Film 27 Steps of May yang rilis di bioskop pada 27 April 2019 silam sempat menjadi bahan perbincangan hangat Movieholic di media sosial.
Mahakarya epic yang dilahirkan dari kolaborasi sutradara Ravi Bharwani dan ditulis oleh Rayya Makarim ini sukses menyegarkan industri perfilman Indonesia.
Mengadopsi isu kekerasan seksual sebagai tema film, Movieholic diajak untuk menyaksikan dan merasakan perjuangan dari seorang penyintas peristiwa kekerasan seksual melalui visualisasi yang terekam indah pada film.

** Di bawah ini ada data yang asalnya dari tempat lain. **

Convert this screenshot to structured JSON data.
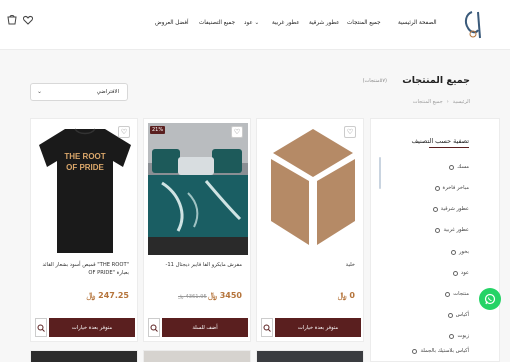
{
  "header": {
    "nav": [
      {
        "label": "الصفحة الرئيسية"
      },
      {
        "label": "جميع المنتجات"
      },
      {
        "label": "عطور شرقية"
      },
      {
        "label": "عطور غربية"
      },
      {
        "label": "عود"
      },
      {
        "label": "جميع التصنيفات"
      },
      {
        "label": "أفضل العروض"
      }
    ],
    "brand_color": "#5a1f1f"
  },
  "page": {
    "title": "جميع المنتجات",
    "count": "(٥٧منتجات)",
    "breadcrumbs": [
      "الرئيسية",
      "جميع المنتجات"
    ],
    "sort_value": "الافتراضي"
  },
  "filter": {
    "title": "تصفية حسب التصنيف",
    "items": [
      "مسك",
      "مباخر فاخرة",
      "عطور شرقية",
      "عطور غربية",
      "بخور",
      "عود",
      "منتجات",
      "أكياس",
      "زيوت",
      "أكياس بلاستيك بالجملة"
    ]
  },
  "products": [
    {
      "name": "خلية",
      "price": "0",
      "old_price": "",
      "button": "متوفر بعدة خيارات",
      "badge": "",
      "image": "placeholder-box"
    },
    {
      "name": "مفرش مايكرو الفا فايبر ديجتال 11-",
      "price": "3450",
      "old_price": "4361.95",
      "button": "أضف للسلة",
      "badge": "21%",
      "image": "bedding"
    },
    {
      "name": "\"THE ROOT\" قميص أسود بشعار القائد بعبارة \"OF PRIDE",
      "price": "247.25",
      "old_price": "",
      "button": "متوفر بعدة خيارات",
      "badge": "",
      "image": "black-tshirt"
    }
  ],
  "tshirt_text": [
    "THE ROOT",
    "OF PRIDE"
  ],
  "colors": {
    "accent": "#5a1f1f",
    "price": "#b5743b",
    "whatsapp": "#25d366",
    "placeholder": "#b58a66"
  }
}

Penggunaan isu kekerasan seksual tersebut yang kemudian menjadikan film 27 Steps of May menonjol dari film lainnya, baik yang tayang bersamaan di bioskop maupun yang sudah tayang.
Sedikit latar belakang bagi Movieholic, kekerasan seksual selalu menjadi sebuah topik yang menarik untuk dibicarakan, atau diperdebatkan.
Terkhusus di Indonesia, yang hingga pada tahun 2020 ini masih banyak ditemukan kasus kekerasan seksual yang tidak jelas penyelesaiannya.
Mengutip dari situs web Republika.co.id yang memuat pernyataan Komnas Perempuan, hingga pada tahun 2019 tercatat sebanyak 4.898 kasus kekerasan seksual di Indonesia.
Hal ini menjadi semakin menyedihkan mengingat bahwa jumlah yang sangat besar tersebut hanya merupakan data kasus kekerasan seksual yang dilaporkan. Bagaimana dengan kasus yang tidak terlapor?
Setelah mengetahui fakta tersebut, Movieholic mungkin menjadi ikut paham tentang mengapa film 27 Steps of May menonjol dari film Indonesia lainnya.
Fenomena kekerasan seksual yang diperlihatkan pada film tentu bukan hanya terjadi pada tokoh May saja.
Masyarakat awam, komunitas-komunitas pemerhati kesetaraan gender, bahkan Pemerintah pun dibebani fenomena yang sudah menjadi masalah umum ini selama bertahun-tahun.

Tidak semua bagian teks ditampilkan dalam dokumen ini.